CellProfiler had the worst performance. The package leads to both chronic over- and under-segmentation and generates a completely intractable number of fatal errors. Although SuperSegger performed well on normal cell morphologies, it had extremely poor performance for filaments and generated an intractable number of fatal errors. DeLTA again fails to accurately capture cell width; however, it performs well with respect to fatal errors. For the whole dataset, only 23 fatal errors would need to be fixed, which we would define as tractable. The performance of OmniSegger is, by both performance metrics, the best. The cell boundaries are accurate at a sub-cellular scale (Fig 3B) and there is only one fatal error in the entire time-lapse which occurs very late in the experiment (Fig 3D). We therefore conclude that OmniSegger has the best performance in the context of unusual cell morphologies.

Modality challenge. The second focus of OmniSegger development was to add support for the segmentation of more imaging modalities. Although we prefer to use the phase-contrast modality in most experiments, some experimental scenarios demand the use of other imaging modalities.

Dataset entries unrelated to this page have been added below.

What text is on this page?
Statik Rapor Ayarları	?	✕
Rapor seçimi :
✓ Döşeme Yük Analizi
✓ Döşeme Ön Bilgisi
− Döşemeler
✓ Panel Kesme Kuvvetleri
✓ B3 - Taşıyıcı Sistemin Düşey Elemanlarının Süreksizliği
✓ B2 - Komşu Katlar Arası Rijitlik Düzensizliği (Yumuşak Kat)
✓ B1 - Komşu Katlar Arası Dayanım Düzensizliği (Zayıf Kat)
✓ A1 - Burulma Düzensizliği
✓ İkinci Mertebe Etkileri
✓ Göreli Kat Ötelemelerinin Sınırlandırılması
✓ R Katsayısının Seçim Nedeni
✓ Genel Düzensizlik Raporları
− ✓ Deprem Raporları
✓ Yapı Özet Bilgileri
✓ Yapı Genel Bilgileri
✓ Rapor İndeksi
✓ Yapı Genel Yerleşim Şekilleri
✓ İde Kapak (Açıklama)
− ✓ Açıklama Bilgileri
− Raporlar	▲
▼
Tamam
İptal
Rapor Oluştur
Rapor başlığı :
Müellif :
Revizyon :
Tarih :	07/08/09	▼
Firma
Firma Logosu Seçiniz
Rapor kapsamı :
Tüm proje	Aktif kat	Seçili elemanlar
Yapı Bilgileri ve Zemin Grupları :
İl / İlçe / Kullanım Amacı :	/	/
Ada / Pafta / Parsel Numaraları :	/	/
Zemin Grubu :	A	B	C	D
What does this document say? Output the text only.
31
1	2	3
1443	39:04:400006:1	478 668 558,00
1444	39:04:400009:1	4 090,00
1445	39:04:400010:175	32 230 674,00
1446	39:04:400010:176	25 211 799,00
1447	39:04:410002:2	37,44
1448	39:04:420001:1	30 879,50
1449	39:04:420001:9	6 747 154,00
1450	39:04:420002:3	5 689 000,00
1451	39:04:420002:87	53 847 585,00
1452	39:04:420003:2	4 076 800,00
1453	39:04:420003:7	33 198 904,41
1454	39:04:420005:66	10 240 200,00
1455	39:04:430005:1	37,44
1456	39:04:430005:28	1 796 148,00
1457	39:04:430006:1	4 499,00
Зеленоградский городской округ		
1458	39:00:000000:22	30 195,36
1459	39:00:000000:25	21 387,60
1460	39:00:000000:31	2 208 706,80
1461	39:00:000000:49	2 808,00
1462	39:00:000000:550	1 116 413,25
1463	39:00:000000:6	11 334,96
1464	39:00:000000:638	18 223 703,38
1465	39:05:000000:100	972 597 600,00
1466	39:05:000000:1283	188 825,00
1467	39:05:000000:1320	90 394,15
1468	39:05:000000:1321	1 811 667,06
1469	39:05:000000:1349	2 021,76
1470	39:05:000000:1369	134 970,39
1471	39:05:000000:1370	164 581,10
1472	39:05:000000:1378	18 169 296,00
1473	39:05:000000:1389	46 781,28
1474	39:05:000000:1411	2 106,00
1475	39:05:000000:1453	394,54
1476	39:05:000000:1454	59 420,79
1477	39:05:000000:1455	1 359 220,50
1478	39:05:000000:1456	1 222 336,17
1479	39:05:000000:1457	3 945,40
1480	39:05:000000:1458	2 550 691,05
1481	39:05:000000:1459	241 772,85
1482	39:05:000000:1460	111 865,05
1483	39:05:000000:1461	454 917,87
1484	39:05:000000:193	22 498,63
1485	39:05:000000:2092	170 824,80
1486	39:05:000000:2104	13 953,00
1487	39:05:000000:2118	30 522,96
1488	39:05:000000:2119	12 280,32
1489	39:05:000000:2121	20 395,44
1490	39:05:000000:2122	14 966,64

For instance, phase-contrast objectives contain a neutral-density ring that decreases the overall brightness of the objective in fluorescence applications, making it a sub-optimal modality for experiments that demand single-molecule sensitivity. We therefore worked to create a pipeline with robust segmentation performance using any of a range of canonical imaging modalities. Due to our own laboratory priorities, we introduced support for the following modalities: Phase-contrast, Brightfield, cytoplasmic fluorescence, and membrane fluorescence.

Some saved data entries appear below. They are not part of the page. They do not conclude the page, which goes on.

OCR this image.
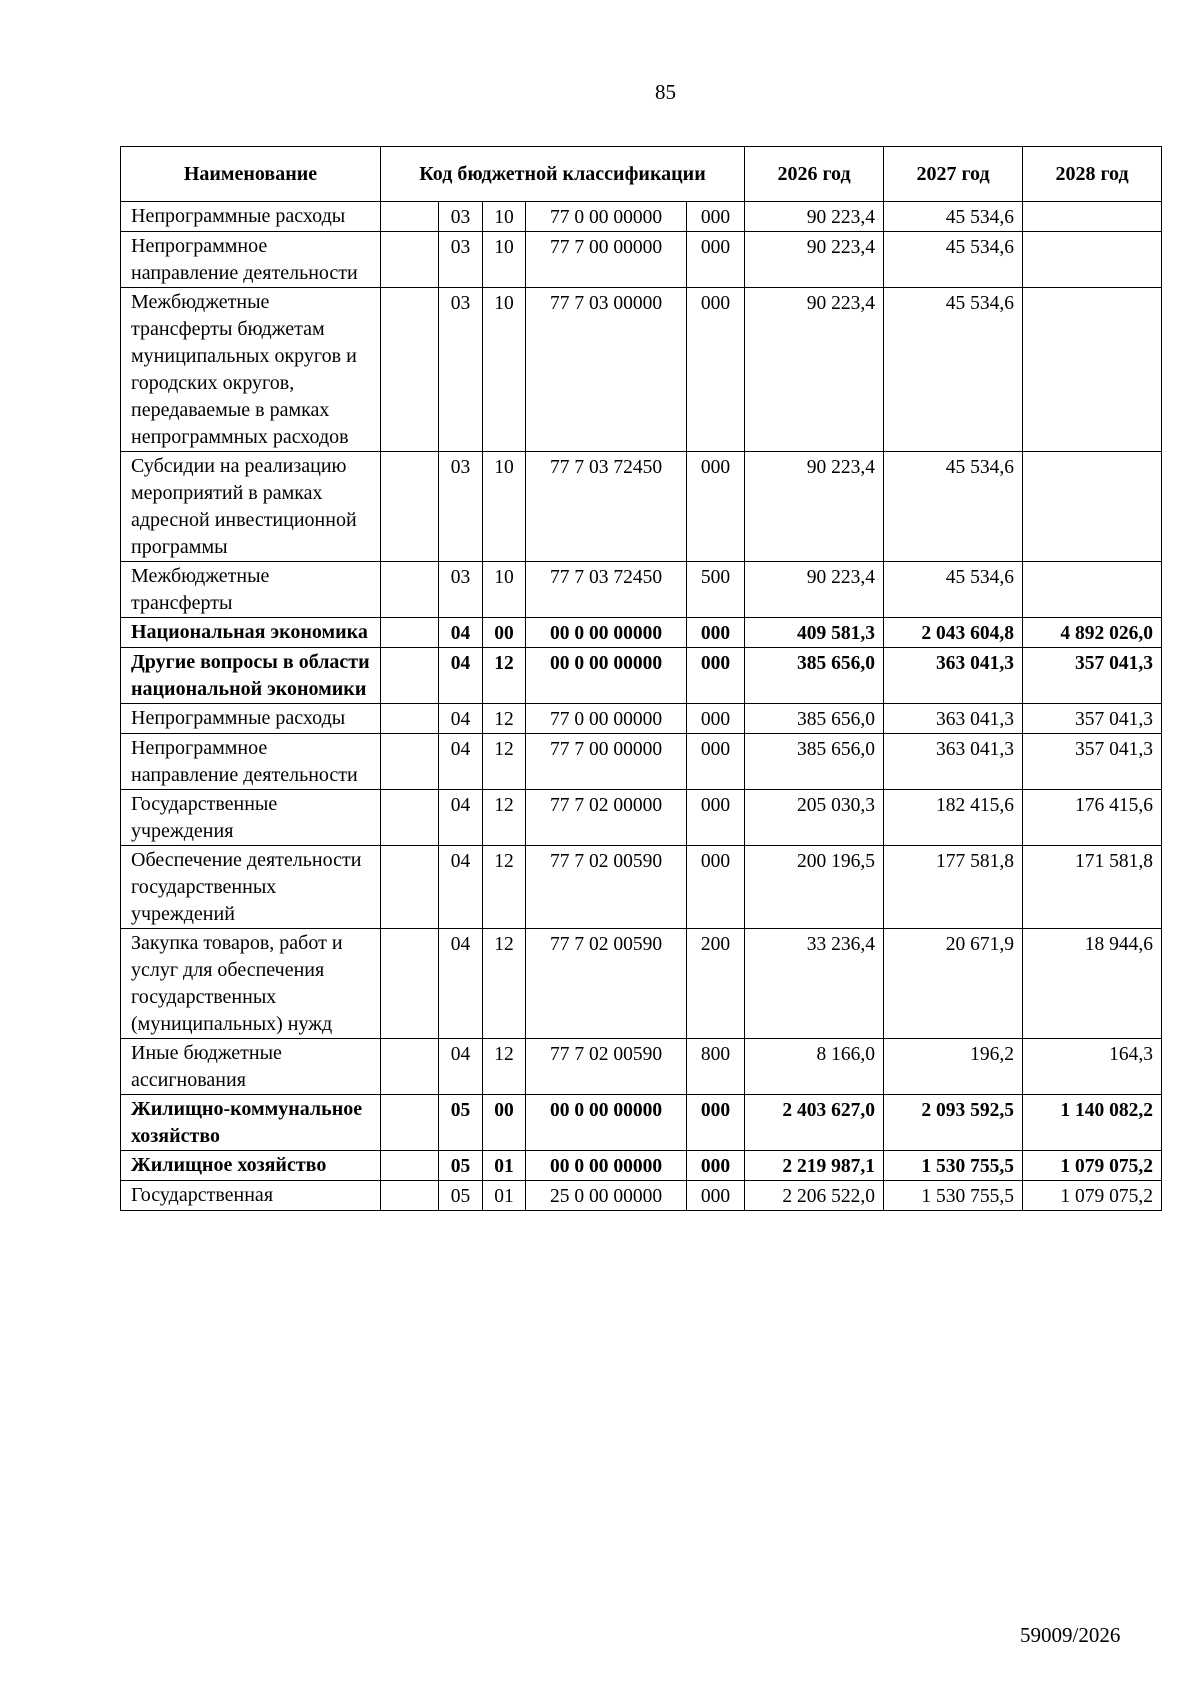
85
Наименование	Код бюджетной классификации					2026 год	2027 год	2028 год
Непрограммные расходы		03	10	77 0 00 00000	000	90 223,4	45 534,6	
Непрограммное направление деятельности		03	10	77 7 00 00000	000	90 223,4	45 534,6	
Межбюджетные трансферты бюджетам муниципальных округов и городских округов, передаваемые в рамках непрограммных расходов		03	10	77 7 03 00000	000	90 223,4	45 534,6	
Субсидии на реализацию мероприятий в рамках адресной инвестиционной программы		03	10	77 7 03 72450	000	90 223,4	45 534,6	
Межбюджетные трансферты		03	10	77 7 03 72450	500	90 223,4	45 534,6	
Национальная экономика		04	00	00 0 00 00000	000	409 581,3	2 043 604,8	4 892 026,0
Другие вопросы в области национальной экономики		04	12	00 0 00 00000	000	385 656,0	363 041,3	357 041,3
Непрограммные расходы		04	12	77 0 00 00000	000	385 656,0	363 041,3	357 041,3
Непрограммное направление деятельности		04	12	77 7 00 00000	000	385 656,0	363 041,3	357 041,3
Государственные учреждения		04	12	77 7 02 00000	000	205 030,3	182 415,6	176 415,6
Обеспечение деятельности государственных учреждений		04	12	77 7 02 00590	000	200 196,5	177 581,8	171 581,8
Закупка товаров, работ и услуг для обеспечения государственных (муниципальных) нужд		04	12	77 7 02 00590	200	33 236,4	20 671,9	18 944,6
Иные бюджетные ассигнования		04	12	77 7 02 00590	800	8 166,0	196,2	164,3
Жилищно-коммунальное хозяйство		05	00	00 0 00 00000	000	2 403 627,0	2 093 592,5	1 140 082,2
Жилищное хозяйство		05	01	00 0 00 00000	000	2 219 987,1	1 530 755,5	1 079 075,2
Государственная		05	01	25 0 00 00000	000	2 206 522,0	1 530 755,5	1 079 075,2
59009/2026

Description of the challenge. For this challenge, we collected data using four imaging modalities (Phase-Contrast, Brightfield, cytoplasmic and membrane fluorescence). In each case, we collected time-lapse data of E. coli cells proliferating over multiple generations. For the phase-contrast modality, we used the dataset as described in the Proliferation challenge. For the brightfield modality, we imaged cells using a z-stack, but focused on in-focus and under- and over-focused ( 0.5 m) images. We also experimented with two growth conditions: rich (LB) and minimal (M9). We did find significant differences in brightfield images and segmentation performance between these conditions and focused on the minimal media data for which the segmentation performance was highest. This dataset was not included in the ground-truth used to train the Omnipose Brightfield model. For the fluorescence modality, the performance is clearly dependent on the brightness of the fluorescent label. We assumed that most users would desire to use plasmid-based fluorescent fusions for this purpose. We therefore selected two representative plasmid-based IPTG inducible fusions from the ASKA collection: One with diffuse cytoplasmic localization and the other with membrane localization [5]. This dataset was not used to train the Omnipose fluorescence model. (The raw images and OmniSegger masks are available on Zenodo [18].)

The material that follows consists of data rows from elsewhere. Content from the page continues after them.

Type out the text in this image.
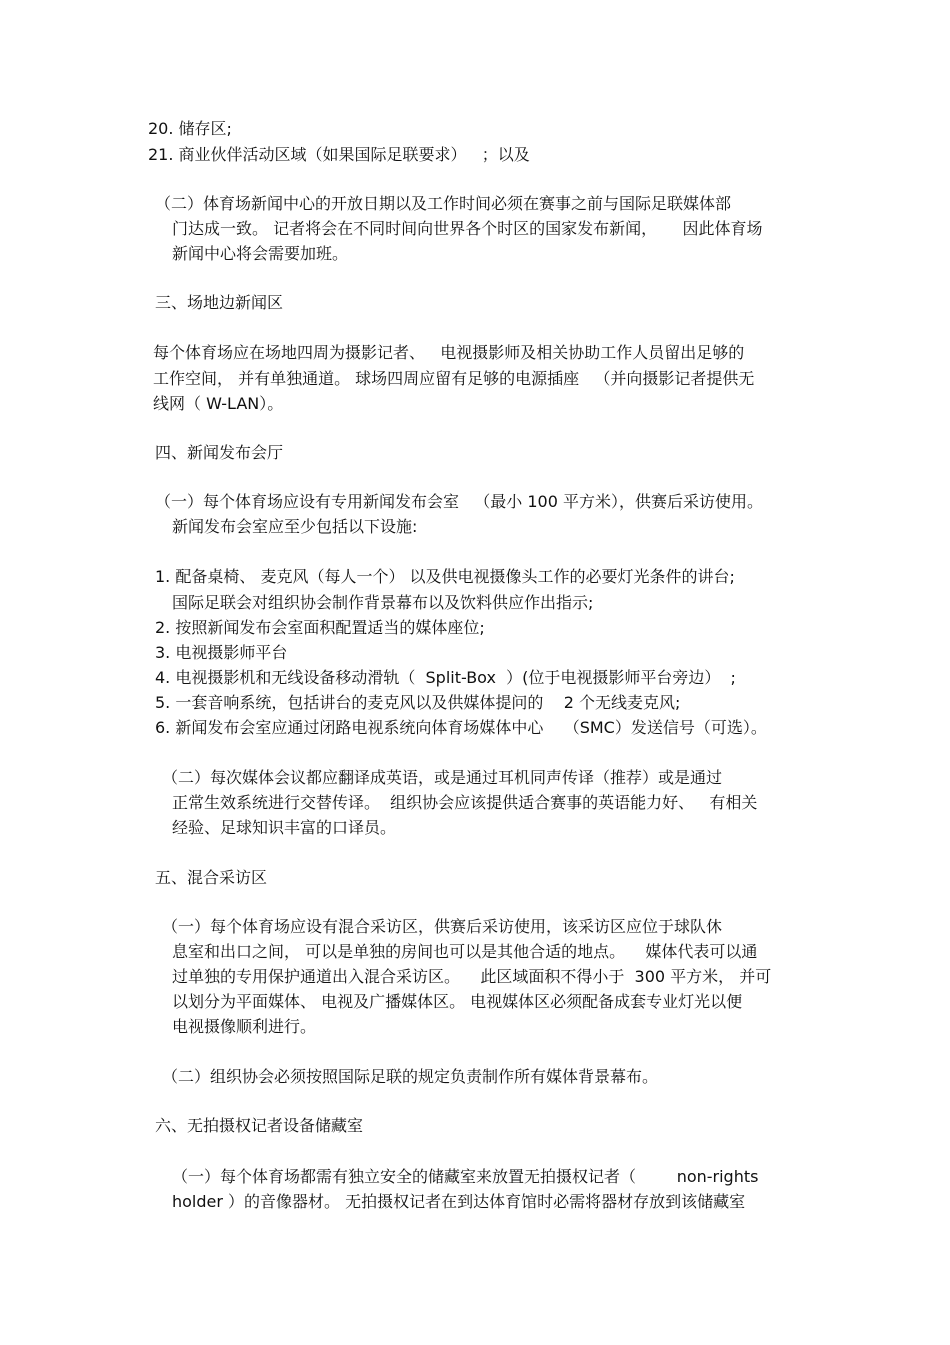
20. 储存区;
21. 商业伙伴活动区域（如果国际足联要求）   ；以及
（二）体育场新闻中心的开放日期以及工作时间必须在赛事之前与国际足联媒体部
门达成一致。 记者将会在不同时间向世界各个时区的国家发布新闻，     因此体育场
新闻中心将会需要加班。
三、场地边新闻区
每个体育场应在场地四周为摄影记者、   电视摄影师及相关协助工作人员留出足够的
工作空间， 并有单独通道。 球场四周应留有足够的电源插座   （并向摄影记者提供无
线网（ W-LAN）。
四、新闻发布会厅
（一）每个体育场应设有专用新闻发布会室   （最小 100 平方米），供赛后采访使用。
新闻发布会室应至少包括以下设施:
1. 配备桌椅、 麦克风（每人一个） 以及供电视摄像头工作的必要灯光条件的讲台;
国际足联会对组织协会制作背景幕布以及饮料供应作出指示;
2. 按照新闻发布会室面积配置适当的媒体座位;
3. 电视摄影师平台
4. 电视摄影机和无线设备移动滑轨（  Split-Box  ）(位于电视摄影师平台旁边）  ;
5. 一套音响系统，包括讲台的麦克风以及供媒体提问的    2 个无线麦克风;
6. 新闻发布会室应通过闭路电视系统向体育场媒体中心    （SMC）发送信号（可选）。
（二）每次媒体会议都应翻译成英语，或是通过耳机同声传译（推荐）或是通过
正常生效系统进行交替传译。  组织协会应该提供适合赛事的英语能力好、   有相关
经验、足球知识丰富的口译员。
五、混合采访区
（一）每个体育场应设有混合采访区，供赛后采访使用，该采访区应位于球队休
息室和出口之间， 可以是单独的房间也可以是其他合适的地点。    媒体代表可以通
过单独的专用保护通道出入混合采访区。    此区域面积不得小于  300 平方米， 并可
以划分为平面媒体、 电视及广播媒体区。 电视媒体区必须配备成套专业灯光以便
电视摄像顺利进行。
（二）组织协会必须按照国际足联的规定负责制作所有媒体背景幕布。
六、无拍摄权记者设备储藏室
（一）每个体育场都需有独立安全的储藏室来放置无拍摄权记者（        non-rights
holder ）的音像器材。 无拍摄权记者在到达体育馆时必需将器材存放到该储藏室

Pipeline performance. While segmentation algorithms and pre-trained models exist to segment various imaging modalities, among the currently existing quantitative time-lapse analysis pipelines, the majority only support segmentation for phase-contrast images. In addition, alternative pipelines, which are able to segment brightfield or fluorescence images, require significant time investment to tune user-defined training or parameters (see Table 3). OmniSegger is the only pipeline which can handle various imaging modalities out-of-the-box. As shown in Fig 4, the OmniSegger pipeline can handle all five modalities. Since other packages either do not support these alternative modalities (DeLTA, SuperSegger) or have extremely poor performance (CellProfiler), we show only the OmniSegger results. In order to evaluate the relative performance with each modality, we again quantified the cumulative number of fatal errors for cells propagating from single cells to form microcolonies (Fig 5).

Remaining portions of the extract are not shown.